To see what would happen in winter, Wright sent a group of five people camping in Colorado close to the shortest day of the year and didn’t let them take any flashlights or cellphones to see how the change would affect their sleep and hormonal rhythms.

Just like in the summer, the winter campers went to bed about two hours earlier.

Wright and his colleagues also asked whether only camping for a weekend in the summer was enough to shift the human clock. It was. This time, they sent nine active people camping while another five stayed at home. A weekend spent camping prevented the typical weekend pattern of staying up late and sleeping in and prevented individuals’ circadian clocks from being shifted even later.

“Our findings demonstrate that living in our modern environments contributes to late circadian timing regardless of season and that a weekend camping trip can reset our clock rapidly,” Wright said in a press release.

So if you are looking for another excuse to spend time in the woods, you can now cite scientific findings as a good reason.
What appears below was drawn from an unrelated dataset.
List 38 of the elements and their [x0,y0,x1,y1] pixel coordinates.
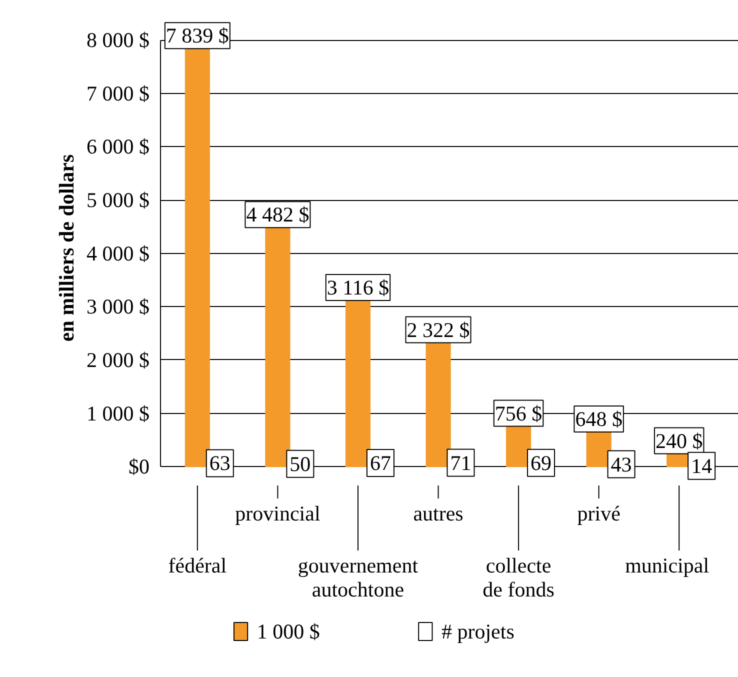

Wright also recommended increasing daytime exposure to sunlight and reducing nighttime exposure to electrical lighting as a way to stay in harmony with your body and nature. And he offered another solution that many of us office stowaways could probably relate to.

“Our findings highlight an opportunity for architectural design to bring in more natural sunlight into the modern built environment and to work with lighting companies to incorporate tunable lighting that would be able to change across the day and night to enhance performance, health, and well-being,” he said.

I don’t know about you, but more hours of sunshine can’t come soon enough for me.